Bebe Stores Resolves Store Leases and Skirts Bankruptcy

Several weeks ago, Bebe Stores notified its landlords it was planning to close all 168 of its stores by the end of May because they weren’t that profitable.

Getting out of a store lease isn’t easy. Most landlords don’t want to break long-term leases, so retailers resort to declaring bankruptcy to be able to walk away from the contracts that bind them. Mall owners then end up with very little money in their pockets.

But Reuters is reporting that Bebe Stores has negotiated deals with its landlords—primarily mall owners Simon Property Group Inc. and General Growth Properties—to shutter its stores.

Neither Bebe Stores nor the malls would comment about the news. An email sent to Bebe President and Interim Chief Financial Officer Walter Parks was not returned.

Simon Property Group spokesman Les Morris said the mall owner would not comment on the transaction. Kevin Berry, senior vice president of investment and public relations for General Growth Properties, said the company doesn’t publicly discuss any business transactions involving its tenants.

But in a recent filing with the Securities and Exchange Commission, Bebe Stores said it hoped to close its locations by the end of May at a cost of $20 million.

Stories about financial troubles surfaced in March when Bebe, headquartered in Brisbane, Calif., said it was exploring strategic alternatives and retained B. Riley & Co. as its financial adviser. It also hired a real estate adviser to determine what to do with its store leases.

All along, Bebe said its goal was to get rid of its stores and concentrate on online sales. One month later, the decades-old retail chain, which caters to young contemporary customers, notified the California Department of Employment Development that it planned to lay off some 700 employees.

About 400 retail workers were given notice as well as 136 workers at Bebe’s headquarters in Brisbane, Calif. Also, 160 workers in a design office in Los Angeles were given pink slips.

Bebe Stores has been running up against hefty financial headwinds in the last couple of years. Its same-store sales had been consistently down for some time. In fiscal 2016, revenues totaled $393.6 million, down from $484.7 million in fiscal 2013.

Despite the drop in revenues, Bebe Stores has not racked up a lot of debt and had about $67 million in cash at the end of 2016.

Last year, Bebe sold nearly half of its brand to Bluestar Alliance, a brand-management company. The move raised $35 million and was intended to help Bebe develop a wholesale licensing business.
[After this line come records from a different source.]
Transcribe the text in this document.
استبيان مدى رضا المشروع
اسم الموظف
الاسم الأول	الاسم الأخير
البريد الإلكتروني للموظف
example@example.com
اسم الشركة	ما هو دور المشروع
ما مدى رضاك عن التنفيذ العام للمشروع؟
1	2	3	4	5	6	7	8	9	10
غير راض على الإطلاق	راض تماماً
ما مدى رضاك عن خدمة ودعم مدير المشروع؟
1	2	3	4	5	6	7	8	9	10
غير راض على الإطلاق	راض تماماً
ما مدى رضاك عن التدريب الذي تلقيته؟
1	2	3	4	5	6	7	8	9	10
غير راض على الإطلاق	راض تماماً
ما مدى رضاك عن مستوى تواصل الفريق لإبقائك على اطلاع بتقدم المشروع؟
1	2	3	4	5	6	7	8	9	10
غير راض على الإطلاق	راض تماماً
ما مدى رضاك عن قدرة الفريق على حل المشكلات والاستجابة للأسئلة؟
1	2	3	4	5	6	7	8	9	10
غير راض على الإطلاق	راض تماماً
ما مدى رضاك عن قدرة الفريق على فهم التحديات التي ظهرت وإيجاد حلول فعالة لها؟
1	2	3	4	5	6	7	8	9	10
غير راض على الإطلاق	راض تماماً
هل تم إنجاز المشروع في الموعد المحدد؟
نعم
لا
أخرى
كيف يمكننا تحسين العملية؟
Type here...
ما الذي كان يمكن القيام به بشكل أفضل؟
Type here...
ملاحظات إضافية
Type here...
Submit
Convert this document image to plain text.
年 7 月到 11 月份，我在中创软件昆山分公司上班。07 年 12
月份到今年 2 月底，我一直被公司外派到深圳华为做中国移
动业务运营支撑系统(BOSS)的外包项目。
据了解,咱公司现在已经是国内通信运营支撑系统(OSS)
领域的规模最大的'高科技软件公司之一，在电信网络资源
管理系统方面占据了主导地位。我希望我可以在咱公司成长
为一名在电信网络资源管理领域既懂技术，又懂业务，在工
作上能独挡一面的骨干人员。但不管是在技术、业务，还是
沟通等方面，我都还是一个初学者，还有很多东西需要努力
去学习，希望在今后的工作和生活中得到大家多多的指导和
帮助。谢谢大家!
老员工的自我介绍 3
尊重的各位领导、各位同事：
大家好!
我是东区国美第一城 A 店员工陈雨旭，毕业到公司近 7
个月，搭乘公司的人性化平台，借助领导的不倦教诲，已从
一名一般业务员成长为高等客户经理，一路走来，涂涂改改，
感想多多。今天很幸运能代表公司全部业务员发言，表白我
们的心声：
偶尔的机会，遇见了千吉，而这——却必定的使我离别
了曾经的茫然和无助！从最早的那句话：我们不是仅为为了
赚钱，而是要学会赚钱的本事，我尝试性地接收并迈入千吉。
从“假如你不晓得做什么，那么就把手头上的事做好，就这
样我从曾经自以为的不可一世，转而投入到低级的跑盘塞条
For years, Bebe has been a mainstay of the California retail scene. The company was founded in 1976 by Manny Mashouf, who is still Bebe’s chief executive officer.

Bebe Stores is just one of a growing number of retailers who have opted to declare bankruptcy as consumers gravitate more to online shopping and avoid big malls.

BCBG Max Azria in Los Angeles filed for Chapter 11 bankruptcy protection in February, and The Wet Seal, headquartered in Irvine, Calif., closed its store doors earlier this year. In March, Wet Seal sold its brand name in a bankruptcy auction to Gordon Brothers for $3 million.